Thermal inactivation kinetics of the parental and mutant FMDVs. (A) Inactivation of undiluted parental virus (circles) and mutant C3007V (squares) (using the first type of inactivation assay described in Materials and Methods) at 42°C. Linear fitting of the logarithmic values is indicated. (B) Inactivation of the diluted parental virus (circles), C3007V (squares), M3014L (triangles), and D3009A/M3014L (inverted triangles) (using the second type of inactivation assay described in Materials and Methods) at 42°C. Fitting of the data to a single exponential is indicated.

FIG. 3.

Approximate percentage of FMDV genomes carrying a specific residue at a defined position during serial passages in competition experiments.
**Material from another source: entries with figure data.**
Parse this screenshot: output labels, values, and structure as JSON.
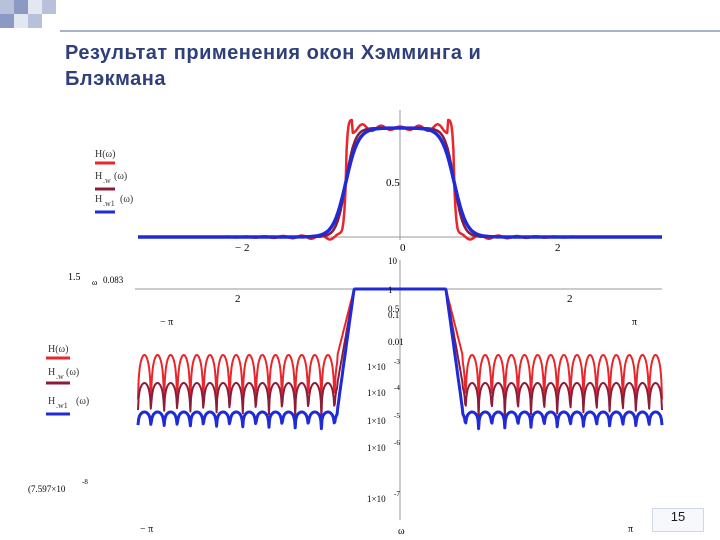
{
  "slide": {
    "title_line1": "Результат применения окон Хэмминга и",
    "title_line2": "Блэкмана",
    "page_number": "15"
  },
  "chart_data": [
    {
      "type": "line",
      "series": [
        {
          "name": "H(ω)",
          "color": "#e8262b"
        },
        {
          "name": "H_w(ω)",
          "color": "#8b1c3a"
        },
        {
          "name": "H_w1(ω)",
          "color": "#1f2bd6"
        }
      ],
      "legend": [
        "H(ω)",
        "H",
        ".w",
        "(ω)",
        "H",
        ".w1",
        "(ω)"
      ],
      "xtick_labels": [
        "− 2",
        "0",
        "2"
      ],
      "ytick_labels": [
        "0.5"
      ],
      "x_range": [
        -3.14,
        3.14
      ],
      "passband": [
        -0.65,
        0.65
      ],
      "legend_placement": "left"
    },
    {
      "type": "line",
      "log_scale": true,
      "series": [
        {
          "name": "H(ω)",
          "color": "#e8262b"
        },
        {
          "name": "H_w(ω)",
          "color": "#8b1c3a"
        },
        {
          "name": "H_w1(ω)",
          "color": "#1f2bd6"
        }
      ],
      "legend": [
        "H(ω)",
        "H",
        ".w",
        "(ω)",
        "H",
        ".w1",
        "(ω)"
      ],
      "ytick_labels": [
        "10",
        "1",
        "0.5",
        "0.1",
        "0.01",
        "1×10",
        "1×10",
        "1×10",
        "1×10",
        "1×10"
      ],
      "ytick_exponents": [
        "",
        "",
        "",
        "",
        "",
        "-3",
        "-4",
        "-5",
        "-6",
        "-7"
      ],
      "xtick_labels": [
        "2",
        "2"
      ],
      "x_end_labels": [
        "− π",
        "π"
      ],
      "x_bottom_labels": [
        "− π",
        "ω",
        "π"
      ],
      "side_labels": {
        "top_left": "1.5",
        "ω_value": "ω",
        "ω_text": "0.083",
        "bottom_left": "(7.597×10",
        "bottom_exp": "-8"
      },
      "x_range": [
        -3.14,
        3.14
      ]
    }
  ]
}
The global sequence of the viral populations obtained after each passage was determined by automated sequencing, and the relative abundance of each residue type at the positions of interest was estimated from the ratio between the integrated areas of the corresponding bands in the chromatograms, as described in Materials and Methods. (A) Competition between the M3014L mutant and the parental virus. Circles, Met; squares, Leu at position 3014. (B) Competition between the D3009A/M3014L mutant and the parental virus. (B.1) Circles, Ala; squares, Asp at position 3009; black inverted triangles, Leu; black triangles, Met at position 3014. (B.2) Squares, Thr; circles, Pro at position 1104. (C) competition between the C3007V mutant and the parental virus. (C.1) Squares, Val; circles, Cys at position 3007. (C.2) Squares, Ala; circles, Asp at position 3009. All three competition assays were carried out in duplicate or triplicate with very similar results.

FIG. 4.

Kinetics of extracellular virus production of nonmutated and mutant FMDVs. (A and B) Absolute virus titers at different times after infection. (A) Circles, nonmutated virus; squares, C3007V mutant. (B) Circles, nonmutated virus; squares, C3007V/D3009A mutant. (C and D) Relative infectivity of mutant viruses with respect to the infectivity of the nonmutated virus at different times after infection. The infectivity of the nonmutated virus at each time after infection has been given the reference value of 100. (C) White bars, nonmutated virus; black bars, C3007V mutant. (D) White bars, nonmutated virus; black bars, C3007V/D3009A mutant. Standard deviations are indicated in each case.